First, turn off the lights, turn off your phone, and make sure you have your alarm set for the morning. Sit on the edge of your bed.

Tighten up your facial muscles and then slowly allow them to relax naturally. Then, allow your shoulders to fall and your arms to dangle at your sides. Basically, you’re relaxing your muscles from the head down.

Pay attention to your breathing, listening to each breath. As you do this, relax your chest and abdomen, then thighs and lower legs. Basically, at this point, you should feel like a big, soft lump or clay.

Once your body is relaxed, clear your mind. If you can’t stop thinking, that’s okay. Keep trying but make sure you keep your body loose during the process.

When your mind is clear, imagine that you’re lying in a canoe on a calm lake on a clear sunny day or in a velvet hammock in a dark room. Do this until you feel like you’re ready to fall asleep then lay down in bed.

This is a great technique, though it does take a lot of mental concentration to be able to clear your mind and visualize yourself somewhere else.


Acupressure has been used in China for more than 5,000 years and is even recommended by the UCLA Center for East-West Medicine as a way to stress less and sleep more.

So, what’s acupressure? It’s a form of deep massage that uses the same principle as acupuncture. Both stimulate various acupoints to elicit a response in the body. While acupuncture uses needles, acupressure uses deep pressure.

There are a lot of acupoints on the body. Some of them, you can’t stimulate on your own. The good news is there are plenty of spots that can help with sleep that are well within reach.

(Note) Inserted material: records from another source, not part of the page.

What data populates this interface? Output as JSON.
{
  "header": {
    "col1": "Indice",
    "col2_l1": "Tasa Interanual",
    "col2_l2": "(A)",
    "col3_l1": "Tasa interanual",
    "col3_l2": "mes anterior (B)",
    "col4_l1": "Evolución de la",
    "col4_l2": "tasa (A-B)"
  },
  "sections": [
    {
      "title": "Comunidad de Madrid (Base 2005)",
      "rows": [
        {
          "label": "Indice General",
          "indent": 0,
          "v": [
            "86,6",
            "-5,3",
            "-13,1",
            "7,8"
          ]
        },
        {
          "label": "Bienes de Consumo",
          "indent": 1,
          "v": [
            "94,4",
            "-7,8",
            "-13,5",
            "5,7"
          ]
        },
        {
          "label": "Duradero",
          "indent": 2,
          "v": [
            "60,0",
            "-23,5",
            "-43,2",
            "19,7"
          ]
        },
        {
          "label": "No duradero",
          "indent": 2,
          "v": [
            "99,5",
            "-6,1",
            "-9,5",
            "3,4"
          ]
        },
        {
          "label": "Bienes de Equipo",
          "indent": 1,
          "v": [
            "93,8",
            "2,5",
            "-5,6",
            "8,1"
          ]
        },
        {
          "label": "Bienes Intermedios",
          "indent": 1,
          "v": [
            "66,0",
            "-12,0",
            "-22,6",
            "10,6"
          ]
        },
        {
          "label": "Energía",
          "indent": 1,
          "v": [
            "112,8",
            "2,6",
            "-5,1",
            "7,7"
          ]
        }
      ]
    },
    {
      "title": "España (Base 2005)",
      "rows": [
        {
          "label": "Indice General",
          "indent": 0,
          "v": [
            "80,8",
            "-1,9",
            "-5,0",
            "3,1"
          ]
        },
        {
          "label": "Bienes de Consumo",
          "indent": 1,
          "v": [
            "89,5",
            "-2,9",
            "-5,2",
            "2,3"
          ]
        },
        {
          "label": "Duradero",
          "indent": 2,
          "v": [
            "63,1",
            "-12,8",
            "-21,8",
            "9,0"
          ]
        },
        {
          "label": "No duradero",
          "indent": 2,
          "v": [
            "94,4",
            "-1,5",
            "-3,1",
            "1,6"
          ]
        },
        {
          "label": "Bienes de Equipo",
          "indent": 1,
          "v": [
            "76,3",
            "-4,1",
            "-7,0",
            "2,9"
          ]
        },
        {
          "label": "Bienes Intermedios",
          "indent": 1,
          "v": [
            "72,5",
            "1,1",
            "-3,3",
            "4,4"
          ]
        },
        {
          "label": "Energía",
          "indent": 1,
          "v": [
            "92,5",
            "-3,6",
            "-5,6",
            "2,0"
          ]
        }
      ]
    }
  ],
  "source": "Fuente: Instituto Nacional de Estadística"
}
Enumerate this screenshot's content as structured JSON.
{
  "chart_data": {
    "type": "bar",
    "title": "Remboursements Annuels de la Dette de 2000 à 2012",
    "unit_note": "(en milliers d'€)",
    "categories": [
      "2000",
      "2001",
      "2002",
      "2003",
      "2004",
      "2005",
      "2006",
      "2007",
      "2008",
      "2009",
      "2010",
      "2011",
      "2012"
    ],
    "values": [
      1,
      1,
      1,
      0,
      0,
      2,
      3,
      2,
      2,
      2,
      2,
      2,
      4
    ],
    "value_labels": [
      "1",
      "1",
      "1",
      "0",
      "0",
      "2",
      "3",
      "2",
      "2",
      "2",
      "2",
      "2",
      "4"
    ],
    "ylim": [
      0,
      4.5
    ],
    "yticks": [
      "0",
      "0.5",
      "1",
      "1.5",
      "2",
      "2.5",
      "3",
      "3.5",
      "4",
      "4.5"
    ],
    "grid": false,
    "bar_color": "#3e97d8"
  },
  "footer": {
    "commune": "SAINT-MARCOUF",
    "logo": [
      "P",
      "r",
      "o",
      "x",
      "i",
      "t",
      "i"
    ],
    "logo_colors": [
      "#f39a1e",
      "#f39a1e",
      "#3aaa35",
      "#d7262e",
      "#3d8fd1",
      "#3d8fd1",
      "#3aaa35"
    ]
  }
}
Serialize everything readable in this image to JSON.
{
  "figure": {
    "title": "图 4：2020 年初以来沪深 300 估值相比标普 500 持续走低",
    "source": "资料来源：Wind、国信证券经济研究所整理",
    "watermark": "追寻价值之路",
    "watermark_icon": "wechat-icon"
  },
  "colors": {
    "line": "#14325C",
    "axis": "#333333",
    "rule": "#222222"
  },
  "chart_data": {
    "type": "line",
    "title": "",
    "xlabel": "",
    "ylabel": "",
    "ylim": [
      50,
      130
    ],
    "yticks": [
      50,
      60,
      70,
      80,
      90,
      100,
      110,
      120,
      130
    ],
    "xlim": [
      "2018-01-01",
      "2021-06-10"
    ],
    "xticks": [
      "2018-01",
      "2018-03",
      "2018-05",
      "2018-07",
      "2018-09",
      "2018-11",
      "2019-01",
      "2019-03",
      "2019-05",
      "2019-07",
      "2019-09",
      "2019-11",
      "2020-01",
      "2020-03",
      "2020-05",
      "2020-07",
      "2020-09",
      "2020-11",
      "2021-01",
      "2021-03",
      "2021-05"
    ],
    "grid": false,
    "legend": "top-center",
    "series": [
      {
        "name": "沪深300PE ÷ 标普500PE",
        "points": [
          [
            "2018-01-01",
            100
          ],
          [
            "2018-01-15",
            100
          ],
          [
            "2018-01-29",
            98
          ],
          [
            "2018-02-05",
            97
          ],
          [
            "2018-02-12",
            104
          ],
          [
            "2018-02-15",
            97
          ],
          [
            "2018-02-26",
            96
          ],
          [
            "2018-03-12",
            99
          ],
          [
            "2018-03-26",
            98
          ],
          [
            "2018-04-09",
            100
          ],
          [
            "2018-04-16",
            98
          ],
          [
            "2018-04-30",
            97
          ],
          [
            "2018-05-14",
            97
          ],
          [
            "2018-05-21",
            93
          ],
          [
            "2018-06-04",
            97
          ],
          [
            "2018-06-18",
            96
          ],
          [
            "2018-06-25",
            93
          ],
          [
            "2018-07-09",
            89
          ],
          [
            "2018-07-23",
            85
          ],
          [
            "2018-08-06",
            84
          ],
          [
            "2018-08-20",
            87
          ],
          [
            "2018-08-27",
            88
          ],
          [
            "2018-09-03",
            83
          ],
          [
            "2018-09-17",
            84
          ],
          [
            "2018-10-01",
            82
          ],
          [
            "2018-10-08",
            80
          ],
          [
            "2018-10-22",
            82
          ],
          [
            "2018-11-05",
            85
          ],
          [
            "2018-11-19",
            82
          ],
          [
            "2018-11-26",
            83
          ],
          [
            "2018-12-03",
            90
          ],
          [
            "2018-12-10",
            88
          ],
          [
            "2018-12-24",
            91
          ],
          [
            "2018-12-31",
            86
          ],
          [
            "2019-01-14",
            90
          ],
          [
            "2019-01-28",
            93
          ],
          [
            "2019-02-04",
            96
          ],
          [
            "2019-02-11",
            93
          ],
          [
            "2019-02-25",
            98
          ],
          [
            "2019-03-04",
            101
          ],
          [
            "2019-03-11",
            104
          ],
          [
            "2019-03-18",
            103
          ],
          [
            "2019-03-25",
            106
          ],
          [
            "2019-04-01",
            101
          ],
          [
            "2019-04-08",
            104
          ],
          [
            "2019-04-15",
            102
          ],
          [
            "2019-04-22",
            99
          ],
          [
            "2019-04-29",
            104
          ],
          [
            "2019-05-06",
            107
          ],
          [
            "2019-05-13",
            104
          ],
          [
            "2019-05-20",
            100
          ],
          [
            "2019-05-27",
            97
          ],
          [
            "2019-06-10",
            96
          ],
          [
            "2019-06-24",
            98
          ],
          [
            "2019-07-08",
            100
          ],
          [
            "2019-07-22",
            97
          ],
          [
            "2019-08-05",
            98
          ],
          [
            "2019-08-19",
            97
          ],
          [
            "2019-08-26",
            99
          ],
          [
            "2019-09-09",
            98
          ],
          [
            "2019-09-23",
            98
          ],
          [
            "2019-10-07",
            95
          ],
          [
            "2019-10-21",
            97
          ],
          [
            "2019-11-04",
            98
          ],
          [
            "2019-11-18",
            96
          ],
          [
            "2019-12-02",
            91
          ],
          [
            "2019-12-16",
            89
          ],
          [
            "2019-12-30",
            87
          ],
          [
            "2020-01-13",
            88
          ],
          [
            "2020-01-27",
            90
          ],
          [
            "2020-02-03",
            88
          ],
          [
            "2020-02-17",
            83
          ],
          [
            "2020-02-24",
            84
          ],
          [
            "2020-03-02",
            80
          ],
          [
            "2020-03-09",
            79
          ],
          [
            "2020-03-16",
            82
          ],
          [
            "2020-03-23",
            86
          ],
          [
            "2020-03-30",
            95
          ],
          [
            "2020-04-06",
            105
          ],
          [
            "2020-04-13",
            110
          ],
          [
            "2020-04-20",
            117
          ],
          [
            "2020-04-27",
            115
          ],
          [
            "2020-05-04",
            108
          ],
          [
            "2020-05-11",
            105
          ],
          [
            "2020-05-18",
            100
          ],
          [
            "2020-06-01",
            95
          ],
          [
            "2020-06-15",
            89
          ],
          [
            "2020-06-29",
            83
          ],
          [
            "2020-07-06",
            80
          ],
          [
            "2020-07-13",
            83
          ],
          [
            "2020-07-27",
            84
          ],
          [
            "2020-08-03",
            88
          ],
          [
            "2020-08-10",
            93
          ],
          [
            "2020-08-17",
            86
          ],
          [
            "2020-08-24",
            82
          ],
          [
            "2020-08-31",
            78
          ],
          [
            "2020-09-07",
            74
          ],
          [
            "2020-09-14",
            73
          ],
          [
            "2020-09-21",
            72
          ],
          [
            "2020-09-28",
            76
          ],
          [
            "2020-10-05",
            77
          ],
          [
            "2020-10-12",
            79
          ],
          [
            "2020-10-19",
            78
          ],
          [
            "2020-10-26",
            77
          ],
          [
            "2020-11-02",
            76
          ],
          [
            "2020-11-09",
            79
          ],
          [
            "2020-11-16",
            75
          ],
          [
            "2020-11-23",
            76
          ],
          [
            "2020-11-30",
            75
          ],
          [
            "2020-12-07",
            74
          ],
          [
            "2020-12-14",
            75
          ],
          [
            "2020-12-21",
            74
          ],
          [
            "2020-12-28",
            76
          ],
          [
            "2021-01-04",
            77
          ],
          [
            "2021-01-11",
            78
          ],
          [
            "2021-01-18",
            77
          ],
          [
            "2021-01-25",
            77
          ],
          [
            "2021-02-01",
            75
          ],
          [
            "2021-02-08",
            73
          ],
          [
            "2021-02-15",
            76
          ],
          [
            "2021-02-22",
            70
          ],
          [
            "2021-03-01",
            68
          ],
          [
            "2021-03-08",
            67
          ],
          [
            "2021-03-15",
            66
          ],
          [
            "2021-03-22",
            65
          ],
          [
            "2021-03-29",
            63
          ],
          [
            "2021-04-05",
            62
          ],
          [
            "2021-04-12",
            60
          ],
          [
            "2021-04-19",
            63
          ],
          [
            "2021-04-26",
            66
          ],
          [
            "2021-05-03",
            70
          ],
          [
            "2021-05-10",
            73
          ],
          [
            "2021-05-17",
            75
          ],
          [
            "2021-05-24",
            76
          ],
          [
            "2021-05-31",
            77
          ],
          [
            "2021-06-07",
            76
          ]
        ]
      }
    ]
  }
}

To start, get into a comfortable position, close your eyes, take deep breaths, and relax as much as you can. Use deep, firm pressure with your fingertips, moving them in a circular motion if necessary. Here are some spots to try:

Step 1

  • The Spirit Gate. It’s located on the outer wrist, below the pinkie. If you feel around this area, you’ll find a small hollow. Put gentle pressure in this area is a circular motion and hold for two to three minutes, rolling your finger from one side of the point to the other throughout. Then, repeat on the other wrist.

Step 2

  • The Three Yin Intersection. This is above the ankle on the inside of your leg. Find the top of your ankle and move up about four finger widths. Then, apply pressure behind the bone for four to five seconds. (Rumor has it this is also an acupoint used to induce labor so be careful if you’re pregnant.)

Step 3

  • The Bubbling Spring. This point is located on the sole of your foot. It’s under your second toe right before you get to the arch of your foot. There’s actually a small depression there so it’s pretty easy to spot when you’re looking for it. Lie on your back and bend your knees so you can easily reach your feet. Then, curl your toes and feel for the depression. Once you find it, apply firm pressure and massage for a few minutes. Then, repeat on the other foot.

Step 4

  • Inner Frontier Gate. Another point that’s easy to reach on your own, the Inner Frontier Gate is on the inside of your forearm between the tendons. Put your arm out with palms facing up and place pressure about three finger widths down from your wrist. Make sure you’re going between the tendons. Hold pressure and massage for about five seconds.

Step 5

  • The Wind Pool. The Wind Pool is a little trickier to locate because it’s located on the back of your neck. Feel for the back of the jaw then move back toward the middle of the neck. You should feel a groove where the neck muscles attach. Place your hands behind your head, lace your fingers together, and use your thumbs to apply pressure in this area on both sides of the neck. Massage for four or five seconds.

Less Stress, More Sleep

Any of these methods can be done anywhere at anytime so, if one doesn’t work, it’s easy to just move on to the next one. Some of them can be done any time you need some extra help while others take a few weeks to kick in. For someone with chronic sleep problems, though, it’s always good to have more tools to try.